Often treating one’s constipation or diarrhea can cure a fissure. An acute fissure is typically managed with non-operative treatments and over 90% will heal without surgery. A high fiber diet, bulking agents (fiber supplements), stool softeners, and plenty of fluids help relieve constipation, promote soft bowel movements, and aide in the healing process. Increased dietary fiber may also help to improve diarrhea. Warm baths for 10-20 minutes several times each day are soothing and promote relaxation of the anal muscles, which can also help healing. Occasionally, special medications may be recommended. A chronic fissure may require additional treatment.

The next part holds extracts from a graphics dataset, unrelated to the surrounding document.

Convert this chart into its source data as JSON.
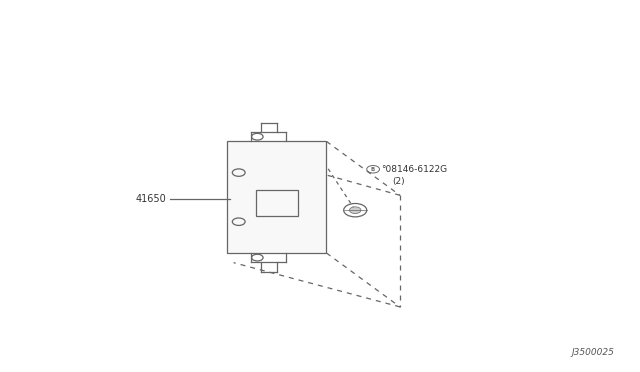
{
  "bg_color": "#ffffff",
  "line_color": "#666666",
  "part_label_41650": "41650",
  "part_label_bolt": "°08146-6122G",
  "part_label_bolt2": "(2)",
  "diagram_code": "J3500025",
  "bx": 0.355,
  "by": 0.32,
  "bw": 0.155,
  "bh": 0.3
}
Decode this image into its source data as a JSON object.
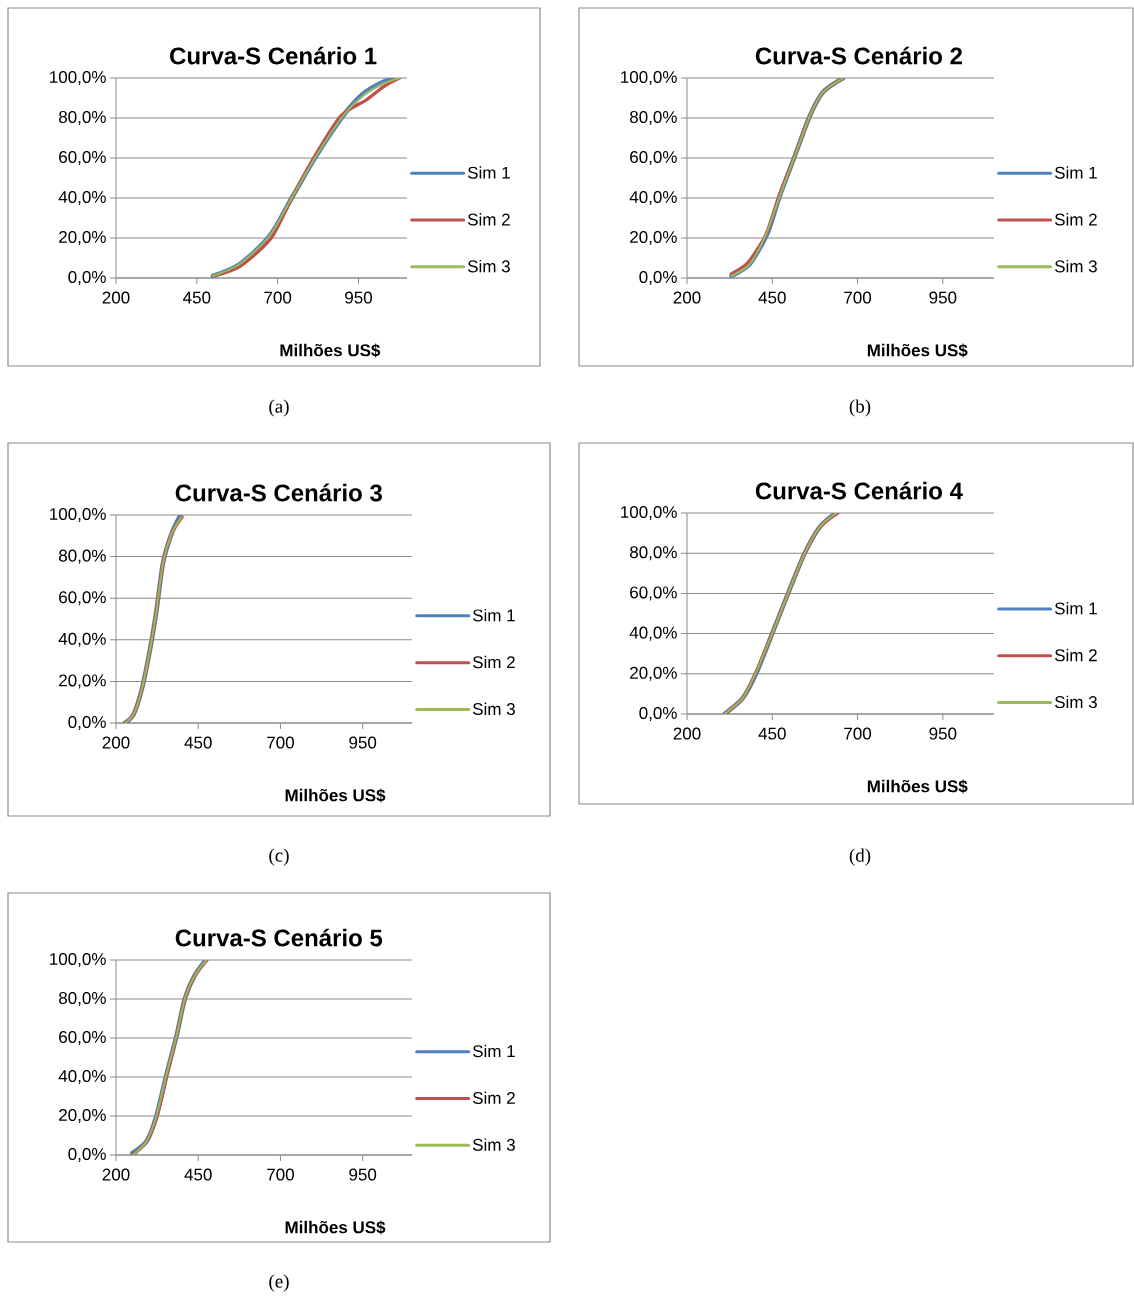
{
  "chart_data": [
    {
      "type": "line",
      "title": "Curva-S Cenário 1",
      "xlabel": "Milhões US$",
      "annotations": [
        "(a)"
      ],
      "xlim": [
        200,
        1100
      ],
      "xticks": [
        200,
        450,
        700,
        950
      ],
      "ylim": [
        0,
        100
      ],
      "yticks": [
        {
          "value": 0,
          "label": "0,0%"
        },
        {
          "value": 20,
          "label": "20,0%"
        },
        {
          "value": 40,
          "label": "40,0%"
        },
        {
          "value": 60,
          "label": "60,0%"
        },
        {
          "value": 80,
          "label": "80,0%"
        },
        {
          "value": 100,
          "label": "100,0%"
        }
      ],
      "grid": "y",
      "legend": "right",
      "marker": "none",
      "line_style": "solid",
      "series": [
        {
          "name": "Sim 1",
          "color": "#4f81bd",
          "x": [
            500,
            583,
            675,
            747,
            819,
            902,
            963,
            1025,
            1066
          ],
          "values": [
            1,
            7,
            21,
            41,
            61,
            81,
            92,
            98,
            100
          ]
        },
        {
          "name": "Sim 2",
          "color": "#c0504d",
          "x": [
            500,
            585,
            680,
            747,
            815,
            895,
            974,
            1030,
            1077
          ],
          "values": [
            1,
            6,
            20,
            41,
            61,
            81,
            89,
            96,
            100
          ]
        },
        {
          "name": "Sim 3",
          "color": "#9bbb59",
          "x": [
            500,
            583,
            675,
            747,
            819,
            902,
            963,
            1025,
            1077
          ],
          "values": [
            1,
            7,
            21,
            41,
            61,
            81,
            91,
            97,
            100
          ]
        }
      ]
    },
    {
      "type": "line",
      "title": "Curva-S Cenário 2",
      "xlabel": "Milhões US$",
      "annotations": [
        "(b)"
      ],
      "xlim": [
        200,
        1100
      ],
      "xticks": [
        200,
        450,
        700,
        950
      ],
      "ylim": [
        0,
        100
      ],
      "yticks": [
        {
          "value": 0,
          "label": "0,0%"
        },
        {
          "value": 20,
          "label": "20,0%"
        },
        {
          "value": 40,
          "label": "40,0%"
        },
        {
          "value": 60,
          "label": "60,0%"
        },
        {
          "value": 80,
          "label": "80,0%"
        },
        {
          "value": 100,
          "label": "100,0%"
        }
      ],
      "grid": "y",
      "legend": "right",
      "marker": "none",
      "line_style": "solid",
      "series": [
        {
          "name": "Sim 1",
          "color": "#4f81bd",
          "x": [
            330,
            384,
            435,
            472,
            516,
            560,
            599,
            658
          ],
          "values": [
            1,
            7,
            22,
            41,
            61,
            81,
            93,
            100
          ]
        },
        {
          "name": "Sim 2",
          "color": "#c0504d",
          "x": [
            330,
            380,
            432,
            470,
            516,
            560,
            599,
            658
          ],
          "values": [
            2,
            8,
            22,
            41,
            61,
            81,
            93,
            100
          ]
        },
        {
          "name": "Sim 3",
          "color": "#9bbb59",
          "x": [
            330,
            384,
            432,
            472,
            516,
            560,
            599,
            658
          ],
          "values": [
            1,
            7,
            22,
            41,
            61,
            81,
            93,
            100
          ]
        }
      ]
    },
    {
      "type": "line",
      "title": "Curva-S Cenário 3",
      "xlabel": "Milhões US$",
      "annotations": [
        "(c)"
      ],
      "xlim": [
        200,
        1100
      ],
      "xticks": [
        200,
        450,
        700,
        950
      ],
      "ylim": [
        0,
        100
      ],
      "yticks": [
        {
          "value": 0,
          "label": "0,0%"
        },
        {
          "value": 20,
          "label": "20,0%"
        },
        {
          "value": 40,
          "label": "40,0%"
        },
        {
          "value": 60,
          "label": "60,0%"
        },
        {
          "value": 80,
          "label": "80,0%"
        },
        {
          "value": 100,
          "label": "100,0%"
        }
      ],
      "grid": "y",
      "legend": "right",
      "marker": "none",
      "line_style": "solid",
      "series": [
        {
          "name": "Sim 1",
          "color": "#4f81bd",
          "x": [
            227,
            253,
            278,
            303,
            323,
            343,
            369,
            396
          ],
          "values": [
            0,
            4,
            16,
            35,
            54,
            77,
            91,
            100
          ]
        },
        {
          "name": "Sim 2",
          "color": "#c0504d",
          "x": [
            227,
            253,
            278,
            303,
            323,
            343,
            369,
            401
          ],
          "values": [
            0,
            4,
            16,
            35,
            54,
            77,
            91,
            99
          ]
        },
        {
          "name": "Sim 3",
          "color": "#9bbb59",
          "x": [
            227,
            253,
            278,
            303,
            323,
            343,
            369,
            399
          ],
          "values": [
            0,
            4,
            16,
            35,
            54,
            77,
            91,
            99
          ]
        }
      ]
    },
    {
      "type": "line",
      "title": "Curva-S Cenário 4",
      "xlabel": "Milhões US$",
      "annotations": [
        "(d)"
      ],
      "xlim": [
        200,
        1100
      ],
      "xticks": [
        200,
        450,
        700,
        950
      ],
      "ylim": [
        0,
        100
      ],
      "yticks": [
        {
          "value": 0,
          "label": "0,0%"
        },
        {
          "value": 20,
          "label": "20,0%"
        },
        {
          "value": 40,
          "label": "40,0%"
        },
        {
          "value": 60,
          "label": "60,0%"
        },
        {
          "value": 80,
          "label": "80,0%"
        },
        {
          "value": 100,
          "label": "100,0%"
        }
      ],
      "grid": "y",
      "legend": "right",
      "marker": "none",
      "line_style": "solid",
      "series": [
        {
          "name": "Sim 1",
          "color": "#4f81bd",
          "x": [
            310,
            364,
            405,
            452,
            501,
            545,
            589,
            636
          ],
          "values": [
            0,
            8,
            21,
            41,
            62,
            80,
            93,
            100
          ]
        },
        {
          "name": "Sim 2",
          "color": "#c0504d",
          "x": [
            310,
            364,
            403,
            452,
            501,
            545,
            589,
            642
          ],
          "values": [
            0,
            8,
            21,
            41,
            62,
            80,
            93,
            100
          ]
        },
        {
          "name": "Sim 3",
          "color": "#9bbb59",
          "x": [
            310,
            364,
            403,
            452,
            501,
            545,
            589,
            638
          ],
          "values": [
            0,
            8,
            21,
            41,
            62,
            80,
            93,
            100
          ]
        }
      ]
    },
    {
      "type": "line",
      "title": "Curva-S Cenário 5",
      "xlabel": "Milhões US$",
      "annotations": [
        "(e)"
      ],
      "xlim": [
        200,
        1100
      ],
      "xticks": [
        200,
        450,
        700,
        950
      ],
      "ylim": [
        0,
        100
      ],
      "yticks": [
        {
          "value": 0,
          "label": "0,0%"
        },
        {
          "value": 20,
          "label": "20,0%"
        },
        {
          "value": 40,
          "label": "40,0%"
        },
        {
          "value": 60,
          "label": "60,0%"
        },
        {
          "value": 80,
          "label": "80,0%"
        },
        {
          "value": 100,
          "label": "100,0%"
        }
      ],
      "grid": "y",
      "legend": "right",
      "marker": "none",
      "line_style": "solid",
      "series": [
        {
          "name": "Sim 1",
          "color": "#4f81bd",
          "x": [
            250,
            293,
            323,
            353,
            384,
            409,
            439,
            473
          ],
          "values": [
            1,
            7,
            20,
            41,
            61,
            80,
            92,
            100
          ]
        },
        {
          "name": "Sim 2",
          "color": "#c0504d",
          "x": [
            252,
            293,
            325,
            355,
            384,
            409,
            439,
            477
          ],
          "values": [
            0,
            7,
            20,
            41,
            61,
            80,
            92,
            100
          ]
        },
        {
          "name": "Sim 3",
          "color": "#9bbb59",
          "x": [
            252,
            293,
            323,
            353,
            384,
            409,
            439,
            475
          ],
          "values": [
            0,
            7,
            20,
            41,
            61,
            80,
            92,
            100
          ]
        }
      ]
    }
  ]
}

What does surgery involve?
Surgery is a highly effective treatment for a fissure and recurrence rates after surgery are low. Surgery usually consists of a small operation called a fissurectomy which is removing scar tissue to allow the healthy tissue to heal.
ANAL ABSCESS & ANAL FISTULA
What is an anal abscess?
An anal abscess is an infected cavity filled with pus found near the anus or rectum. An abscess results from an acute infection of a small gland just inside the anus, when bacteria or foreign matter enters the tissue through the gland. Certain conditions – colitis or other inflammation of the intestine, for example – can sometimes make these infections more likely.
What is an anal fistula?
An anal fistula (also commonly called fistula-in-ano) is frequently the result of a previous or current anal abscess. This occurs in up to 50% of patients with abscesses. Normal anatomy includes small glands just inside the anus. The fistula is the tunnel that forms under the skin and connects the clogged infected glands to an abscess. A fistula can be present with or without an abscess and may connect just to the skin of the buttocks near the anal opening.
Signs and Symptoms
Anorectal pain, swelling, perianal cellulitis (redness of the skin) and fever are the most common symptoms of an abscess. Occasionally, rectal bleeding or urinary symptoms, such as trouble initiating a urinary stream or painful urination, may be present.
Patients with fistulas commonly have history of a previously drained anal abscess. Anorectal pain, drainage from the perianal skin, irritation of the perianal skin, and sometimes rectal bleeding, can be presenting symptoms of a fistula-in-ano.
How is an abscess treated?
An abscess is treated by making an opening in the skin near the anus to drain the pus from the infected cavity and thereby relieve the pressure. Often, this can be done in the doctor’s office using a local anesthetic. A large or deep abscess may require hospitalization and the assistance of an anesthesiologist. Hospitalization may also be necessary for patients prone to more serious infections, such as diabetics or people with decreased immunity. Up to 50% of the time after an abscess has been drained, a tunnel (fistula) may persist, connecting the infected anal gland to the external skin. This typically will involve some type of drainage from the external opening. If the opening on the skin heals when a fistula is present, a recurrent abscess may develop. Until the fistula is eliminated, many patients will have recurring cycles of pain, swelling and drainage, with intervening periods of apparent healing.
What about treatment for a fistula?
Currently, there is no medical treatment available for this problem and surgery is almost always necessary to cure an anal fistula. If the fistula is straightforward (involving minimal sphincter muscle), a fistulotomy may be performed. This procedure involves un-roofing the tract, thereby connecting the internal opening within the anal canal to the external opening and creating a groove that will heal from the inside out.
The surgery may be performed at the same time as drainage of an abscess, although sometimes the fistula doesn’t appear until weeks or years after the initial drainage. Fistulotomy is a long-standing treatment with a high success rate (92-97%).